UK MPs Blasted for Using Biased Research in Gambling Machines Review

British ministers have faced heavy criticism for supposedly using a biased report on the impact of a massive crackdown on the highly controversial fixed-odds betting terminals located in betting shops across the UK, The Times reported earlier today.

The Fixed Odds Betting Terminals All-Party Parliamentary Group, which includes 20 British MPs, has claimed that the government might have used a report that contained exaggerated forecasts about the future impact of a significant reduction of the maximum stake FOBTs accept. The controversial gaming devices currently allow players to bet up to £100 every 20 seconds.

The UK government confirmed last fall that it would launch a crackdown into the gambling industry’s FOBTs sector by cutting the maximum stake. MPs then launched a 12-week consultation period, during which they would try to collect and review as much information as possible on the impact of the looming clampdown on all involved parties.

FOBTs opponents have been asking for a reduction of the maximum stake allowed to £2. That option is among those currently considered by MPs.
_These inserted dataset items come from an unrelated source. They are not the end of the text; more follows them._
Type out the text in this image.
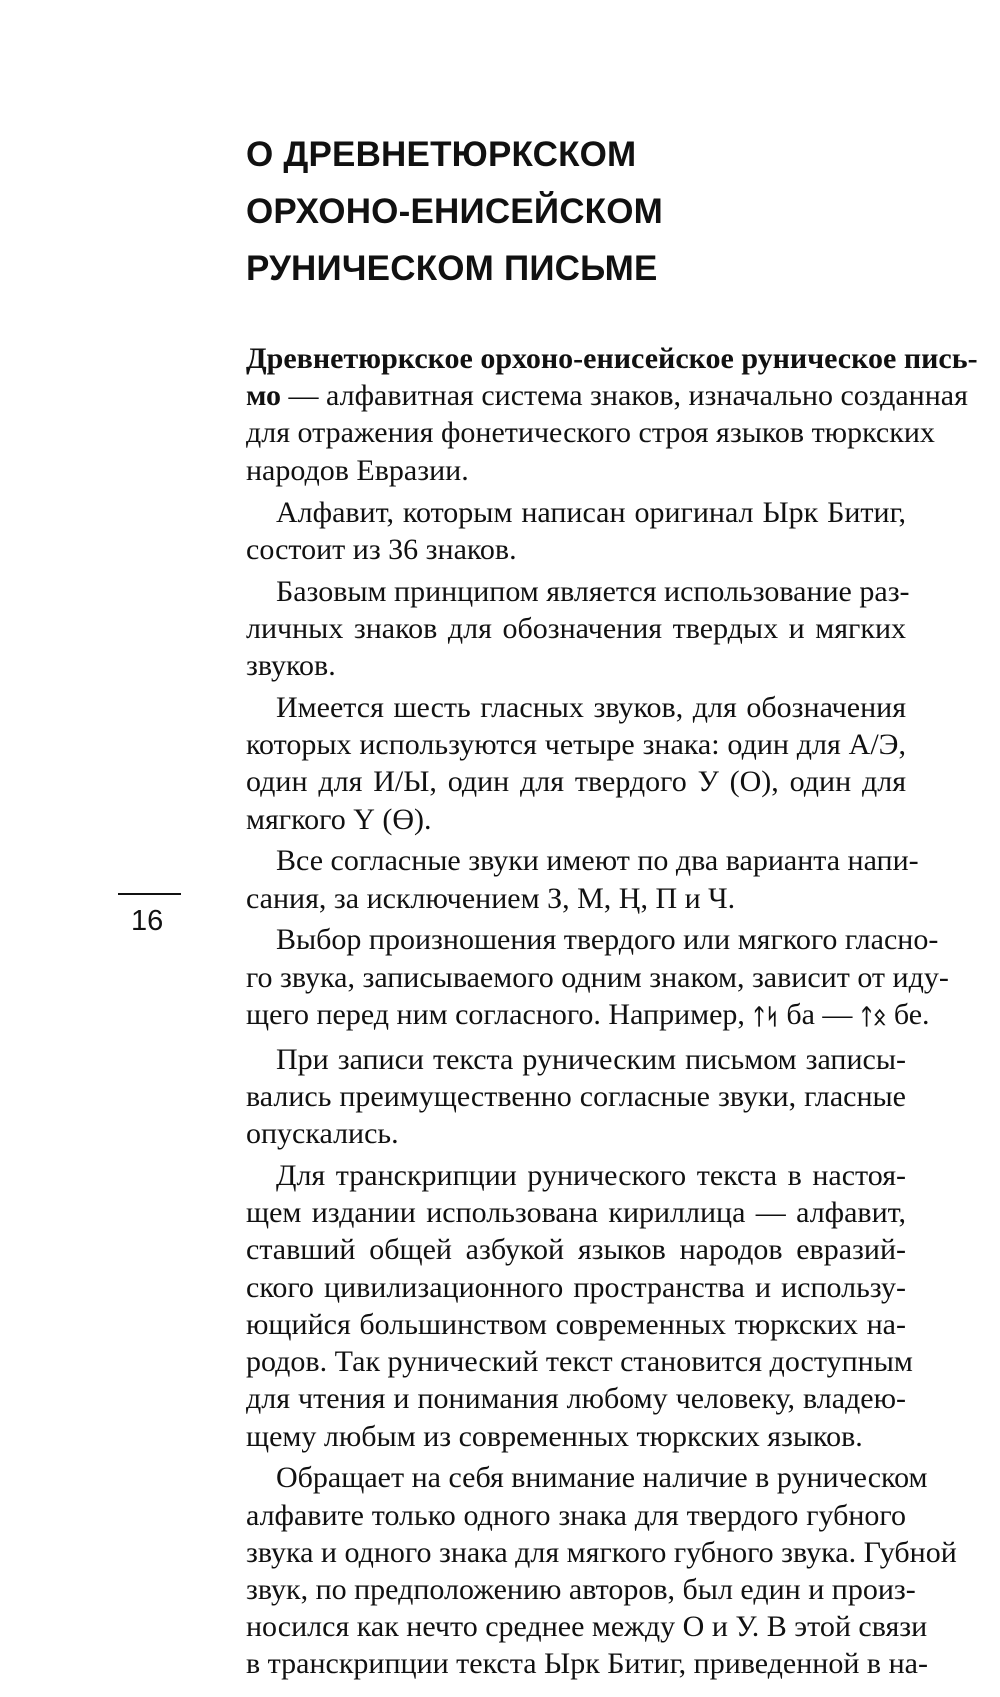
О ДРЕВНЕТЮРКСКОМ
ОРХОНО-ЕНИСЕЙСКОМ
РУНИЧЕСКОМ ПИСЬМЕ
16

Древнетюркское орхоно-енисейское руническое пись-
мо — алфавитная система знаков, изначально созданная
для отражения фонетического строя языков тюркских
народов Евразии.

Алфавит, которым написан оригинал Ырк Битиг,
состоит из 36 знаков.

Базовым принципом является использование раз-
личных знаков для обозначения твердых и мягких
звуков.

Имеется шесть гласных звуков, для обозначения
которых используются четыре знака: один для А/Э,
один для И/Ы, один для твердого У (О), один для
мягкого Ү (Ө).

Все согласные звуки имеют по два варианта напи-
сания, за исключением З, М, Ң, П и Ч.

Выбор произношения твердого или мягкого гласно-
го звука, записываемого одним знаком, зависит от иду-
щего перед ним согласного. Например, ᛏᛋ ба — ᛏᛟ бе.

При записи текста руническим письмом записы-
вались преимущественно согласные звуки, гласные
опускались.

Для транскрипции рунического текста в настоя-
щем издании использована кириллица — алфавит,
ставший общей азбукой языков народов евразий-
ского цивилизационного пространства и использу-
ющийся большинством современных тюркских на-
родов. Так рунический текст становится доступным
для чтения и понимания любому человеку, владею-
щему любым из современных тюркских языков.

Обращает на себя внимание наличие в руническом
алфавите только одного знака для твердого губного
звука и одного знака для мягкого губного звука. Губной
звук, по предположению авторов, был един и произ-
носился как нечто среднее между О и У. В этой связи
в транскрипции текста Ырк Битиг, приведенной в на-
However, bookmakers have argued that a cut of this scope would have a detrimental impact on their retail businesses and profitability as well as on the industry, as a whole.

A report commissioned by the Association of British Bookmakers and compiled by research firm KPMG has stated that the industry could collectively lose nearly £640 million as a result from a cut of the maximum stake to £2.
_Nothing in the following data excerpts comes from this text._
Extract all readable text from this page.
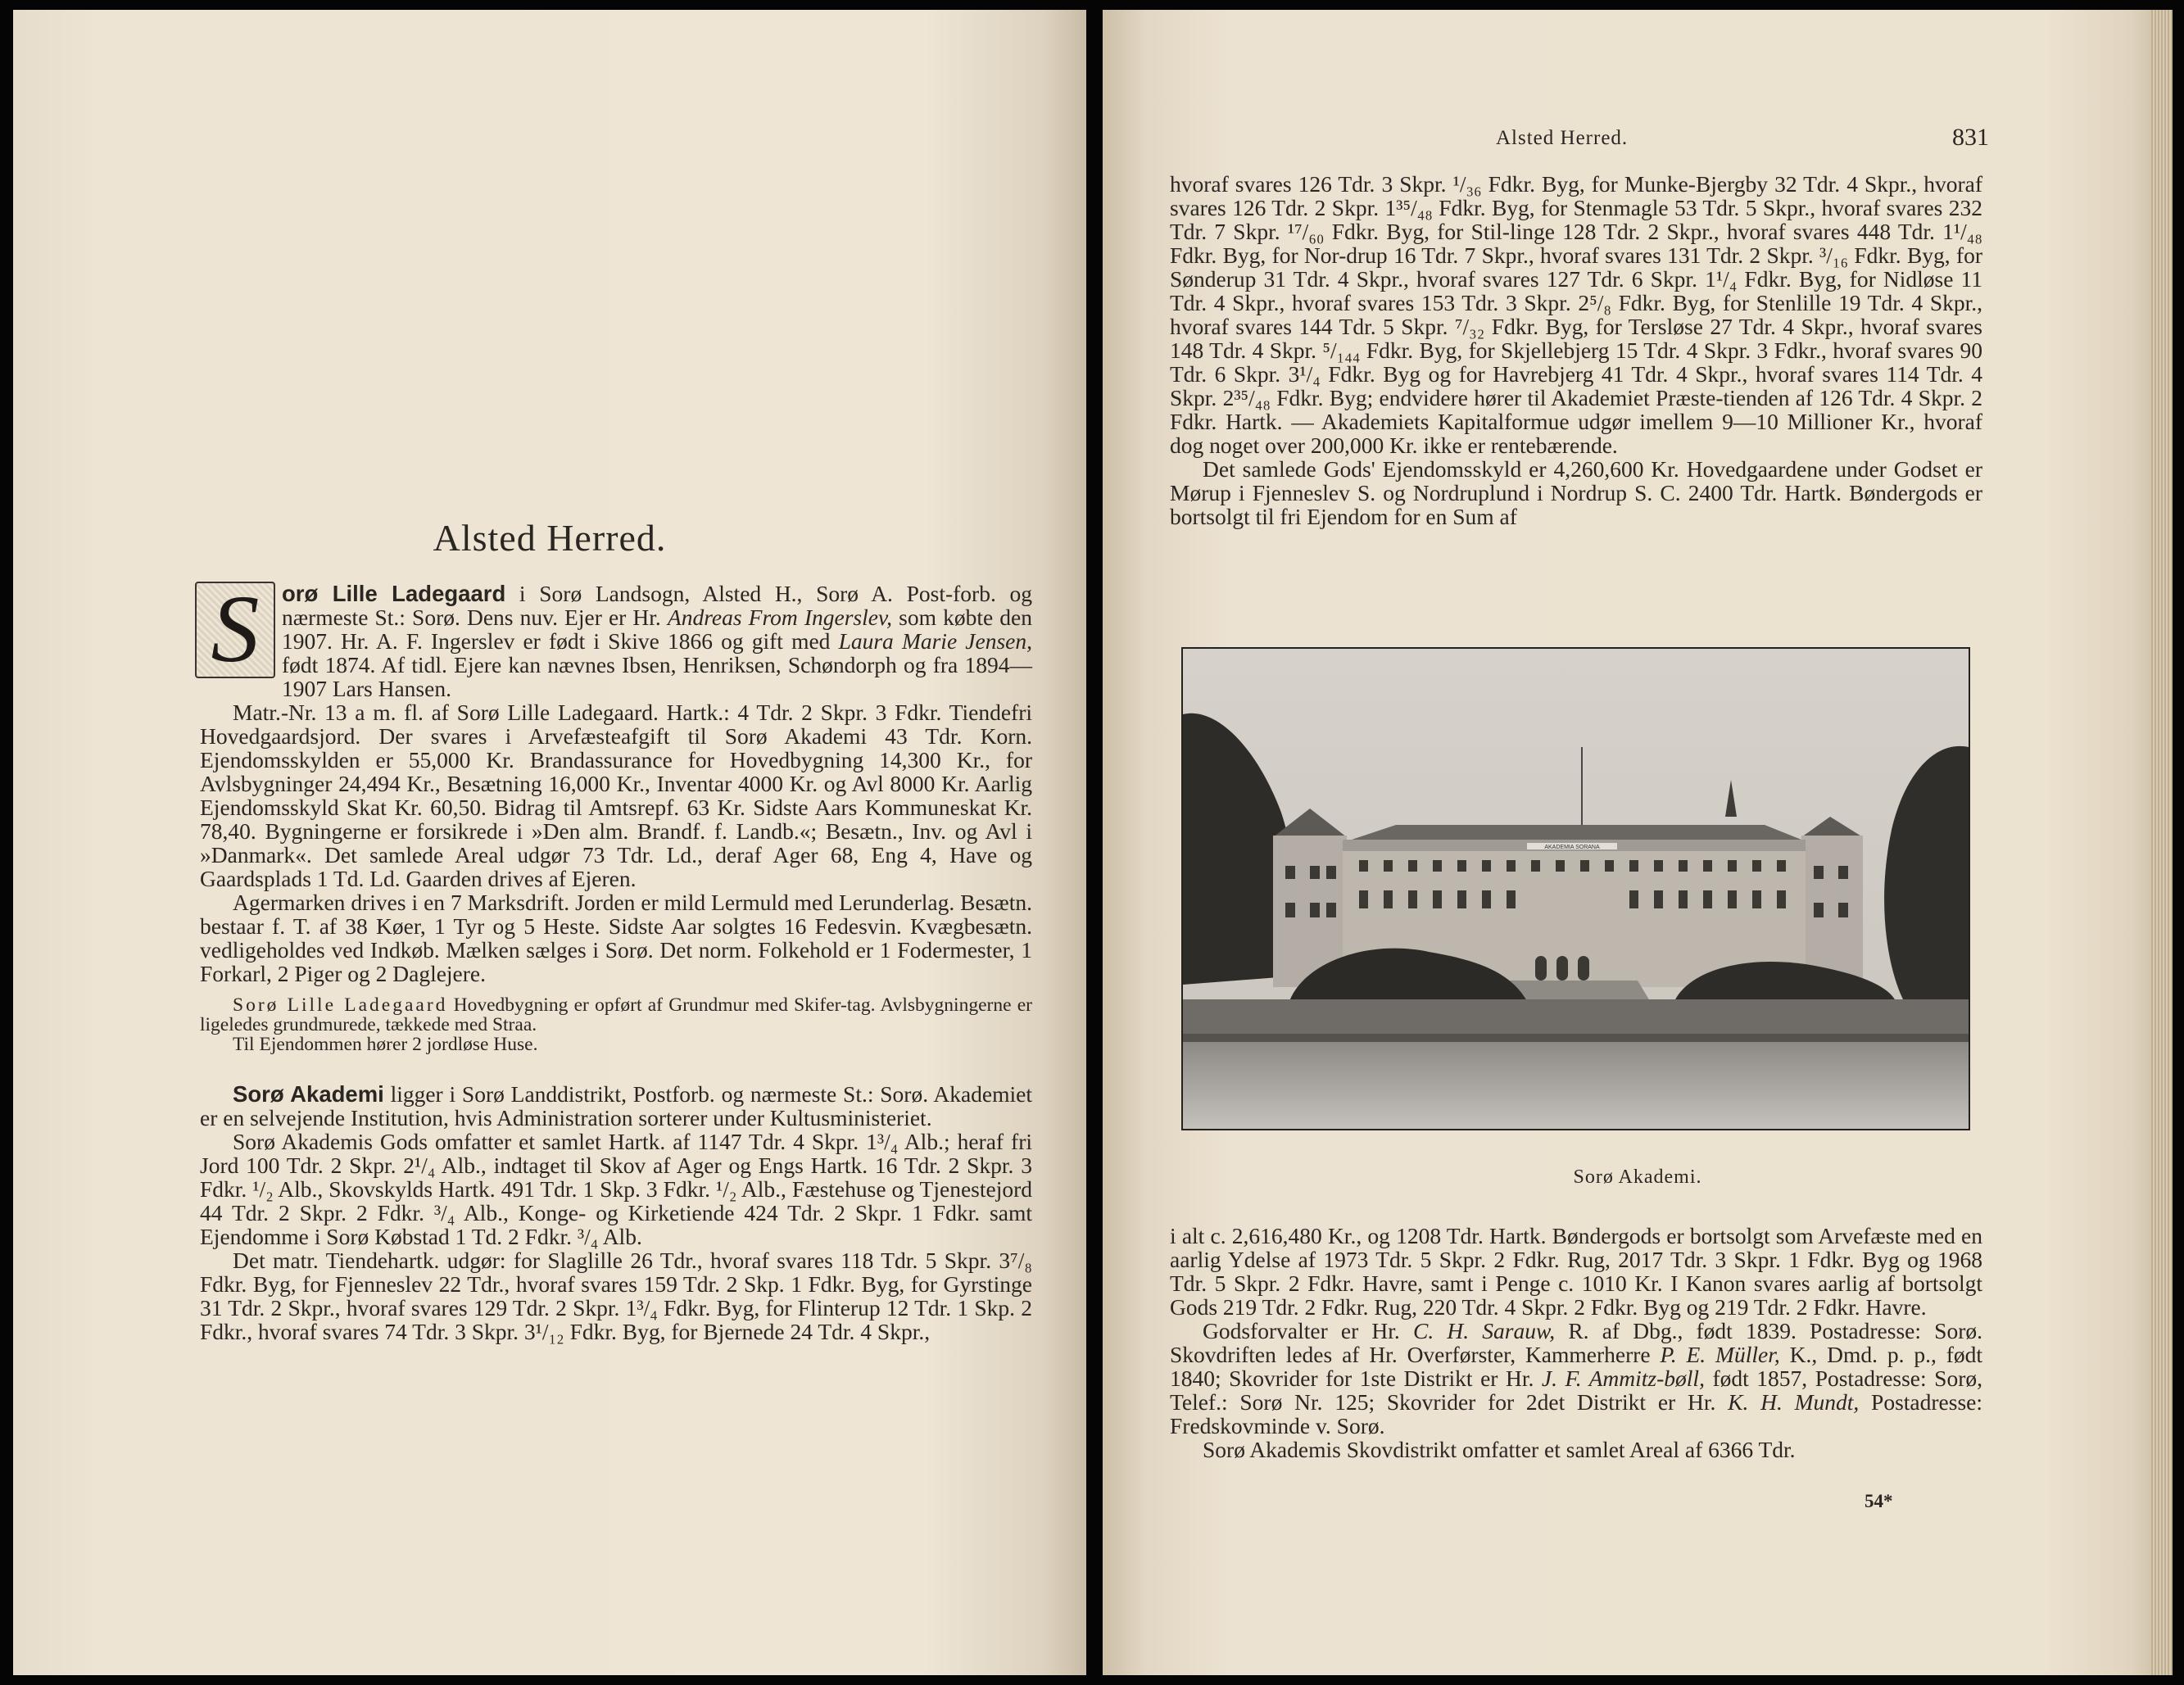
Alsted Herred.

S	orø Lille Ladegaard i Sorø Landsogn, Alsted H., Sorø A. Post-forb. og nærmeste St.: Sorø. Dens nuv. Ejer er Hr. Andreas From Ingerslev, som købte den 1907. Hr. A. F. Ingerslev er født i Skive 1866 og gift med Laura Marie Jensen, født 1874. Af tidl. Ejere kan nævnes Ibsen, Henriksen, Schøndorph og fra 1894—1907 Lars Hansen.

Matr.-Nr. 13 a m. fl. af Sorø Lille Ladegaard. Hartk.: 4 Tdr. 2 Skpr. 3 Fdkr. Tiendefri Hovedgaardsjord. Der svares i Arvefæsteafgift til Sorø Akademi 43 Tdr. Korn. Ejendomsskylden er 55,000 Kr. Brandassurance for Hovedbygning 14,300 Kr., for Avlsbygninger 24,494 Kr., Besætning 16,000 Kr., Inventar 4000 Kr. og Avl 8000 Kr. Aarlig Ejendomsskyld Skat Kr. 60,50. Bidrag til Amtsrepf. 63 Kr. Sidste Aars Kommuneskat Kr. 78,40. Bygningerne er forsikrede i »Den alm. Brandf. f. Landb.«; Besætn., Inv. og Avl i »Danmark«. Det samlede Areal udgør 73 Tdr. Ld., deraf Ager 68, Eng 4, Have og Gaardsplads 1 Td. Ld. Gaarden drives af Ejeren.

Agermarken drives i en 7 Marksdrift. Jorden er mild Lermuld med Lerunderlag. Besætn. bestaar f. T. af 38 Køer, 1 Tyr og 5 Heste. Sidste Aar solgtes 16 Fedesvin. Kvægbesætn. vedligeholdes ved Indkøb. Mælken sælges i Sorø. Det norm. Folkehold er 1 Fodermester, 1 Forkarl, 2 Piger og 2 Daglejere.

Sorø Lille Ladegaard Hovedbygning er opført af Grundmur med Skifer-tag. Avlsbygningerne er ligeledes grundmurede, tækkede med Straa.

Til Ejendommen hører 2 jordløse Huse.

Sorø Akademi ligger i Sorø Landdistrikt, Postforb. og nærmeste St.: Sorø. Akademiet er en selvejende Institution, hvis Administration sorterer under Kultusministeriet.

Sorø Akademis Gods omfatter et samlet Hartk. af 1147 Tdr. 4 Skpr. 1³/₄ Alb.; heraf fri Jord 100 Tdr. 2 Skpr. 2¹/₄ Alb., indtaget til Skov af Ager og Engs Hartk. 16 Tdr. 2 Skpr. 3 Fdkr. ¹/₂ Alb., Skovskylds Hartk. 491 Tdr. 1 Skp. 3 Fdkr. ¹/₂ Alb., Fæstehuse og Tjenestejord 44 Tdr. 2 Skpr. 2 Fdkr. ³/₄ Alb., Konge- og Kirketiende 424 Tdr. 2 Skpr. 1 Fdkr. samt Ejendomme i Sorø Købstad 1 Td. 2 Fdkr. ³/₄ Alb.

Det matr. Tiendehartk. udgør: for Slaglille 26 Tdr., hvoraf svares 118 Tdr. 5 Skpr. 3⁷/₈ Fdkr. Byg, for Fjenneslev 22 Tdr., hvoraf svares 159 Tdr. 2 Skp. 1 Fdkr. Byg, for Gyrstinge 31 Tdr. 2 Skpr., hvoraf svares 129 Tdr. 2 Skpr. 1³/₄ Fdkr. Byg, for Flinterup 12 Tdr. 1 Skp. 2 Fdkr., hvoraf svares 74 Tdr. 3 Skpr. 3¹/₁₂ Fdkr. Byg, for Bjernede 24 Tdr. 4 Skpr.,

Alsted Herred.	831

hvoraf svares 126 Tdr. 3 Skpr. ¹/₃₆ Fdkr. Byg, for Munke-Bjergby 32 Tdr. 4 Skpr., hvoraf svares 126 Tdr. 2 Skpr. 1³⁵/₄₈ Fdkr. Byg, for Stenmagle 53 Tdr. 5 Skpr., hvoraf svares 232 Tdr. 7 Skpr. ¹⁷/₆₀ Fdkr. Byg, for Stil-linge 128 Tdr. 2 Skpr., hvoraf svares 448 Tdr. 1¹/₄₈ Fdkr. Byg, for Nor-drup 16 Tdr. 7 Skpr., hvoraf svares 131 Tdr. 2 Skpr. ³/₁₆ Fdkr. Byg, for Sønderup 31 Tdr. 4 Skpr., hvoraf svares 127 Tdr. 6 Skpr. 1¹/₄ Fdkr. Byg, for Nidløse 11 Tdr. 4 Skpr., hvoraf svares 153 Tdr. 3 Skpr. 2⁵/₈ Fdkr. Byg, for Stenlille 19 Tdr. 4 Skpr., hvoraf svares 144 Tdr. 5 Skpr. ⁷/₃₂ Fdkr. Byg, for Tersløse 27 Tdr. 4 Skpr., hvoraf svares 148 Tdr. 4 Skpr. ⁵/₁₄₄ Fdkr. Byg, for Skjellebjerg 15 Tdr. 4 Skpr. 3 Fdkr., hvoraf svares 90 Tdr. 6 Skpr. 3¹/₄ Fdkr. Byg og for Havrebjerg 41 Tdr. 4 Skpr., hvoraf svares 114 Tdr. 4 Skpr. 2³⁵/₄₈ Fdkr. Byg; endvidere hører til Akademiet Præste-tienden af 126 Tdr. 4 Skpr. 2 Fdkr. Hartk. — Akademiets Kapitalformue udgør imellem 9—10 Millioner Kr., hvoraf dog noget over 200,000 Kr. ikke er rentebærende.

Det samlede Gods' Ejendomsskyld er 4,260,600 Kr. Hovedgaardene under Godset er Mørup i Fjenneslev S. og Nordruplund i Nordrup S. C. 2400 Tdr. Hartk. Bøndergods er bortsolgt til fri Ejendom for en Sum af

AKADEMIA SORANA
Sorø Akademi.

i alt c. 2,616,480 Kr., og 1208 Tdr. Hartk. Bøndergods er bortsolgt som Arvefæste med en aarlig Ydelse af 1973 Tdr. 5 Skpr. 2 Fdkr. Rug, 2017 Tdr. 3 Skpr. 1 Fdkr. Byg og 1968 Tdr. 5 Skpr. 2 Fdkr. Havre, samt i Penge c. 1010 Kr. I Kanon svares aarlig af bortsolgt Gods 219 Tdr. 2 Fdkr. Rug, 220 Tdr. 4 Skpr. 2 Fdkr. Byg og 219 Tdr. 2 Fdkr. Havre.

Godsforvalter er Hr. C. H. Sarauw, R. af Dbg., født 1839. Postadresse: Sorø. Skovdriften ledes af Hr. Overførster, Kammerherre P. E. Müller, K., Dmd. p. p., født 1840; Skovrider for 1ste Distrikt er Hr. J. F. Ammitz-bøll, født 1857, Postadresse: Sorø, Telef.: Sorø Nr. 125; Skovrider for 2det Distrikt er Hr. K. H. Mundt, Postadresse: Fredskovminde v. Sorø.

Sorø Akademis Skovdistrikt omfatter et samlet Areal af 6366 Tdr.

54*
MPs Might Be Using Biased Report

The anti-FOBTs parliamentary group has voiced concerns that MPs might have used biased industry-commissioned report that does not present a reliable forecast on the impact a massive FOBTs will have on the gambling industry.

Last October, the government published its own estimates, according to which, a cut to £2 would indeed cost bookmakers £640 million. Facing criticism from the FOBTs opponents, MPs have denied that KPMG’s report had influenced their own analysis.

Earlier this month the Centre for Economics and Business Research (CEBR) published its own study on the FOBTs matter. According to that separate research, the impact from a crackdown on the machines would be around 50% lower than what KPMG had estimated. CEBR has found that a reduction of the maximum FOBTs stake would cost the industry around £335 million.

The Association of British Bookmakers has responded to that separate report by saying that the CEBR did not have access to British betting shops’ financial data, which makes its report unreliable. On the other hand, both KPMG and the Treasury had full access to that information, the association has added in a recent statement on the matter, which, it believes, vouches for the adequacy of the KPMG’s report.

The UK government announced last October that it would be looking into three options for a cut in FOBTs’ maximum stake. It may be reduced to £50, £20, or £2. The latter two have been the most broadly discussed over the past several months, but it is all up to the findings of MPs during the ongoing consultation period to determine the best possible outcome.